La dernière fois que je t’ai en vu en concert, tu jouais avec ton frère
Mon frère !!!!! (Très étonné)
I’ve got a brother now, He’s black and he lives in Paris
Aaaaaaaaaah James ! Oui !
Hendrix ça été un électrochoc
Quel est le premier disque que tu ais acheté ?
C’était un 45 tours. « Venus » des Shocking Blue. (Il chantonne) Il y avait riff comme ça ! À cette époque-là, j’avais un musicassette, donc avant d’acheter des disques j’avais des cassettes que j’écoutais en boucle comme Aftermath des Rolling Stone. Le premier album que j’ai acheté c’est Jimi Hendrix avec Are you Experienced ?

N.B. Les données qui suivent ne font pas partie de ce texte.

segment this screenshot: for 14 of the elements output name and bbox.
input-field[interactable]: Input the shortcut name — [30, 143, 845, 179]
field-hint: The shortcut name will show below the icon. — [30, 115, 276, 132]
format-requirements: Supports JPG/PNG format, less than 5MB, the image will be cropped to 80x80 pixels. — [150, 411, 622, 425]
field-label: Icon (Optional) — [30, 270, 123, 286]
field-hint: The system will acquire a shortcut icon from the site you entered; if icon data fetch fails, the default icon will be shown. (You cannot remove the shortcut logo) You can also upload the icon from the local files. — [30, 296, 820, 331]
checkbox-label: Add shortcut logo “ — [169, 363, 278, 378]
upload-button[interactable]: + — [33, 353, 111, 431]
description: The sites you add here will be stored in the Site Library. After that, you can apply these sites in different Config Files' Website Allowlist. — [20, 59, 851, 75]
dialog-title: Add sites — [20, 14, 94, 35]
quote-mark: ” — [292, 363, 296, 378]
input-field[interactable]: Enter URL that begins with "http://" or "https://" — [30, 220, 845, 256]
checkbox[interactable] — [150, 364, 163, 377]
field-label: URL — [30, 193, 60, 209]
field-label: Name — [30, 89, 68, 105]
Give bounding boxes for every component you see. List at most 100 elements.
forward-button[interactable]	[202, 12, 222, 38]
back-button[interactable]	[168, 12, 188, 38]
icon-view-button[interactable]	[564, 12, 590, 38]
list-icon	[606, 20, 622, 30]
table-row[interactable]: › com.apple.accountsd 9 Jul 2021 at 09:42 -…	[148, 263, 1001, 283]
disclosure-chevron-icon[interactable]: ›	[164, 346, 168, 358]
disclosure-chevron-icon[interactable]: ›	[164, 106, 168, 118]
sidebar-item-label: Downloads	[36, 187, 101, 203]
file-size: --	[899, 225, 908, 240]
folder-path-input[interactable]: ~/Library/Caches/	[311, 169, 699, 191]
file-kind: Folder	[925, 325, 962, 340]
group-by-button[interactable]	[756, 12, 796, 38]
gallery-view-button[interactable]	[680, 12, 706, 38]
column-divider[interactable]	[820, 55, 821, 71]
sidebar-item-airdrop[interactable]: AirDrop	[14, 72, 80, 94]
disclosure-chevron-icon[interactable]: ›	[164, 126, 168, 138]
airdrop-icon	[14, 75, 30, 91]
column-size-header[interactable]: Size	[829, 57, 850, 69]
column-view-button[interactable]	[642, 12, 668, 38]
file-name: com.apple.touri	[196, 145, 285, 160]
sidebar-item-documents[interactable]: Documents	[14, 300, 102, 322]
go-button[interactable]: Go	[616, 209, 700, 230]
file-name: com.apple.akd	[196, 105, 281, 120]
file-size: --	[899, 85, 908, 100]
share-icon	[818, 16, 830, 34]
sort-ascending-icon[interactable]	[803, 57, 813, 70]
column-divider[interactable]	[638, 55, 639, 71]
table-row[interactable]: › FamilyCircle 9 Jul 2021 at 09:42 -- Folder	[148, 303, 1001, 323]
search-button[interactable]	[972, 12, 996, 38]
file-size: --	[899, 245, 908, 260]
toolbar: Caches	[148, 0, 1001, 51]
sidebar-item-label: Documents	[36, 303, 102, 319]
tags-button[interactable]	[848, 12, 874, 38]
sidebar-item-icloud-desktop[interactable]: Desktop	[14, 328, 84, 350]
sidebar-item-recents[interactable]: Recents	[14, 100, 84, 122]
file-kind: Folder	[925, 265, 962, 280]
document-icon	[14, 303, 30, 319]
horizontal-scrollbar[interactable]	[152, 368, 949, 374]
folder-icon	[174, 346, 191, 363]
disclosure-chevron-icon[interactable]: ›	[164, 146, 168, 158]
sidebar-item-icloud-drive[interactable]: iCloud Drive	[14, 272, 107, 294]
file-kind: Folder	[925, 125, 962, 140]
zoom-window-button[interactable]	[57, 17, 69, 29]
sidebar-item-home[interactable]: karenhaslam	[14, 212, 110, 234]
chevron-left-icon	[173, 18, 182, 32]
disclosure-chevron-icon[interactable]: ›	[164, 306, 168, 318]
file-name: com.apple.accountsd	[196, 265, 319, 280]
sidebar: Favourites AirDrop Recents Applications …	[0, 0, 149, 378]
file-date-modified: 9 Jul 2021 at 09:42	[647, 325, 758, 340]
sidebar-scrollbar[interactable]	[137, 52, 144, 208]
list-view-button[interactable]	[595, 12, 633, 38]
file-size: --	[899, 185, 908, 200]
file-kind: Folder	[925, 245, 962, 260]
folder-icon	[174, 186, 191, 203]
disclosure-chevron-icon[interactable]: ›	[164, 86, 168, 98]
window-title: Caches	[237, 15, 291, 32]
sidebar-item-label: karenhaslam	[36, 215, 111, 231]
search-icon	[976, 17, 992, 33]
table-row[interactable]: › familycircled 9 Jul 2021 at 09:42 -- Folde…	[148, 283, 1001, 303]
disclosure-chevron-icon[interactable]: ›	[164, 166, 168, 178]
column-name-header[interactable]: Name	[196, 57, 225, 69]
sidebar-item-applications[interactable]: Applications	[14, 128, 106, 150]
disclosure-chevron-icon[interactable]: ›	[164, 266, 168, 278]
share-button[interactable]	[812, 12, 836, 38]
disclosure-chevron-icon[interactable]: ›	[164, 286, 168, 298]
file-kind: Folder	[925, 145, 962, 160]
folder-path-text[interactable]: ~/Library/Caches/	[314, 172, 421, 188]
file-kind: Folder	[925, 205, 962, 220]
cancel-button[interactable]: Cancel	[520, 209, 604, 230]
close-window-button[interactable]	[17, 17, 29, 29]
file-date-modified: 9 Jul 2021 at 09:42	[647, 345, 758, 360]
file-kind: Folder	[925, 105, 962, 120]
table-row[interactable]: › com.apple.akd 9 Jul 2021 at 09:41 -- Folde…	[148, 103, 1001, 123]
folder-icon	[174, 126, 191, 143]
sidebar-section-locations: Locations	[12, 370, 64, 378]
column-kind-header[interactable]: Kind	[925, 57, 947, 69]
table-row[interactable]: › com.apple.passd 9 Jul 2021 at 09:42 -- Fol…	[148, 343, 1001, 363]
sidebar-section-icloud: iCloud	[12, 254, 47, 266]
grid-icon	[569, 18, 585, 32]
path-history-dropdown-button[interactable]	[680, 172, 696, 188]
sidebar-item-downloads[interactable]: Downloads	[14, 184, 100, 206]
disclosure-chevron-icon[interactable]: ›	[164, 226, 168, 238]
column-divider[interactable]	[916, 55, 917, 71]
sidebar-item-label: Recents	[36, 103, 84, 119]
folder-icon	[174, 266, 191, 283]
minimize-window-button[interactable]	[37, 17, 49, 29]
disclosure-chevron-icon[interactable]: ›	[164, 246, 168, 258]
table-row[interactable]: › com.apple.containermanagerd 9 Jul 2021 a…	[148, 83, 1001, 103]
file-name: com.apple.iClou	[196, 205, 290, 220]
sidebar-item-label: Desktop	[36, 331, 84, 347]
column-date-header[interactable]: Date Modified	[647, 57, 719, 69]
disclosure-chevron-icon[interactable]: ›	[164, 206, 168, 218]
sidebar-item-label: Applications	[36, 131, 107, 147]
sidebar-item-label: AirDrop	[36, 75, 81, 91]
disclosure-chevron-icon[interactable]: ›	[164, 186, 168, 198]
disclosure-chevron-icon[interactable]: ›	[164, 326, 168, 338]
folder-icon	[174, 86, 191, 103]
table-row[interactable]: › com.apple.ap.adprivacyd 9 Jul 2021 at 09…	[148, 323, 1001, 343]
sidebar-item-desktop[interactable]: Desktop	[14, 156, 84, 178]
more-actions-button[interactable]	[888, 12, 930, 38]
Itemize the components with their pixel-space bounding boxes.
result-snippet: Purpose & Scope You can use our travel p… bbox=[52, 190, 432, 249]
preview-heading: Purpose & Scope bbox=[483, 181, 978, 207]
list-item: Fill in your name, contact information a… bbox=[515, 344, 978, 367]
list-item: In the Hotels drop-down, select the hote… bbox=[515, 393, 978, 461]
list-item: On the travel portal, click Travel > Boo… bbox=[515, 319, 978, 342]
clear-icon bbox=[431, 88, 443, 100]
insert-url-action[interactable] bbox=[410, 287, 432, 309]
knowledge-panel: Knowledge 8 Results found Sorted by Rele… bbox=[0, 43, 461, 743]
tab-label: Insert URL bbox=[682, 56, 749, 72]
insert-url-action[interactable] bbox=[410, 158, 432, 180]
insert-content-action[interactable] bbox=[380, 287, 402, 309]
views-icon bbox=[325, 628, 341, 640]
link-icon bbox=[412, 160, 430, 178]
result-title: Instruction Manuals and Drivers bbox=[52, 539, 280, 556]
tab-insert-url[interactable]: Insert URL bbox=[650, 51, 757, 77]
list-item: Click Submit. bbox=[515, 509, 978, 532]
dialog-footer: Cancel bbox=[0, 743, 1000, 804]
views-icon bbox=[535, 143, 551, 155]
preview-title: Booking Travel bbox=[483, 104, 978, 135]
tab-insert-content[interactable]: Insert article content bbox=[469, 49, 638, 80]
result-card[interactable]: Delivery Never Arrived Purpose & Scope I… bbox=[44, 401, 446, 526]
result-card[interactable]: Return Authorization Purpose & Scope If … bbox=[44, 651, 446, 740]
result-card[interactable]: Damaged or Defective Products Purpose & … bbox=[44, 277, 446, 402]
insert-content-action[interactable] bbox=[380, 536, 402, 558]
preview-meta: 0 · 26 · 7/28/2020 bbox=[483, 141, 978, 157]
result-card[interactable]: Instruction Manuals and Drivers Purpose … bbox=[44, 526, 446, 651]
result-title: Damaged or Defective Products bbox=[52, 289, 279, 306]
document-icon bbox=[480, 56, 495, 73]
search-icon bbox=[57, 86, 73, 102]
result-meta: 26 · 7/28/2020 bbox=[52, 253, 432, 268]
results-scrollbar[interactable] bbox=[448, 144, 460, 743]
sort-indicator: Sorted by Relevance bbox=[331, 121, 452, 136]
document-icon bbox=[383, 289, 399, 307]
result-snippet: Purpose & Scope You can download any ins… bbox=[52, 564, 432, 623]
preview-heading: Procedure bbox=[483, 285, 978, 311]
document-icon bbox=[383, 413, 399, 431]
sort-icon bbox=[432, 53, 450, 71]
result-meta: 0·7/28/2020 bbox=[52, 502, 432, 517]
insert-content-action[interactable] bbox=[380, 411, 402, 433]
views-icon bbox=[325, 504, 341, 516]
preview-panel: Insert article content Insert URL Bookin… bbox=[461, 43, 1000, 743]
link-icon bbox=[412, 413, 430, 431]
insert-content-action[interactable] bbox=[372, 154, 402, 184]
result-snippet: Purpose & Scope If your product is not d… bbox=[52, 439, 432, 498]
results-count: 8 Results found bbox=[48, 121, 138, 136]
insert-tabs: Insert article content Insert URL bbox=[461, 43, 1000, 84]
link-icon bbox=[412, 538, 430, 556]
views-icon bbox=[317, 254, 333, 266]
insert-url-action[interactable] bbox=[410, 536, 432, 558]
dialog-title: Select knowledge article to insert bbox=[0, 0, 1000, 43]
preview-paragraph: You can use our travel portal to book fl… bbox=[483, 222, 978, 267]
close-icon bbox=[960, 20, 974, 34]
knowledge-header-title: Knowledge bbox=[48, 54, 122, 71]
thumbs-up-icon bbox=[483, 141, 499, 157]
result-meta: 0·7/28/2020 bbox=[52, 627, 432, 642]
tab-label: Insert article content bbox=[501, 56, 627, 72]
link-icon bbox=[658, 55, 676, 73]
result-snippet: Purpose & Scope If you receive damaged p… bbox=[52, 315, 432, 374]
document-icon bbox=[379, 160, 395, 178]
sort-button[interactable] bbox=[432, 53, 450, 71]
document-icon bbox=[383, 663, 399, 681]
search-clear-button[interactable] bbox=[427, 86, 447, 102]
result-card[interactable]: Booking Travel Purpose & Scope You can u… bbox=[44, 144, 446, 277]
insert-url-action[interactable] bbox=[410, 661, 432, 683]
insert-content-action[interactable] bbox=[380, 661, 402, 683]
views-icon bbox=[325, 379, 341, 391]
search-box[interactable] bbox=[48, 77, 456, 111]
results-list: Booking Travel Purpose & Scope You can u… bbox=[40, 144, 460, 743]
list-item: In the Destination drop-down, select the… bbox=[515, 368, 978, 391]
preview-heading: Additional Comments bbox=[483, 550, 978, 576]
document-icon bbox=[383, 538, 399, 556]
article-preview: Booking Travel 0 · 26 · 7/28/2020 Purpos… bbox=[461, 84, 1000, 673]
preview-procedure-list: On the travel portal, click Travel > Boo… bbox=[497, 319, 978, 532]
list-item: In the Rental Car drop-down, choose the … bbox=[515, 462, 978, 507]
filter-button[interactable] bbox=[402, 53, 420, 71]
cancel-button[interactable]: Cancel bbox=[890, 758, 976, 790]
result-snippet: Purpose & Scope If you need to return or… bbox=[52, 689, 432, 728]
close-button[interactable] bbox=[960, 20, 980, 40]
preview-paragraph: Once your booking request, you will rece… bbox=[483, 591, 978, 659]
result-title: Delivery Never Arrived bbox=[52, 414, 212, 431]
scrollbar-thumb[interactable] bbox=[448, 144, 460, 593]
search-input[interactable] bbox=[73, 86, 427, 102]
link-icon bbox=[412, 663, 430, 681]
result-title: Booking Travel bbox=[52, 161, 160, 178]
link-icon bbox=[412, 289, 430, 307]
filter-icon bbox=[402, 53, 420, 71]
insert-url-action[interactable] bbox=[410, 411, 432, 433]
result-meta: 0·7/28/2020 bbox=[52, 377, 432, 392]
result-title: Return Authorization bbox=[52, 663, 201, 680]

Quel est l’album qui t’a donné envie de devenir musicien ?
Je ne sais pas s’il y a un disque en particulier. Hendrix ça été un électrochoc, c’est le cas de le dire. Ce son incroyable mais en même temps nous avions conscience que c’était quasiment inatteignable. Néanmoins, il ouvert une voie en montrant que l’on pouvait faire du son avec du bruit, que tout cela pouvait devenir une matière avec l’utilisation du larsen, de la distorsion et du wha-wha. Je pense qu’Hendrix m’a donné envie de devenir musicien même s’il y avait cette espèce d’handicap avec l’absence totale d’approche virtuose. Car j’ai commencé très tôt à faire du Rock. À mon premier concert j’avais 11 ans. Cela s’est fait dans une sorte d’inconscience voire d’insouciance. On achetait une guitare, on répétait et puis on faisait un concert tout de suite. On savait à peine jouer, on apprenait à jouer ensemble.
Quel album as-tu acheté pour sa pochette ?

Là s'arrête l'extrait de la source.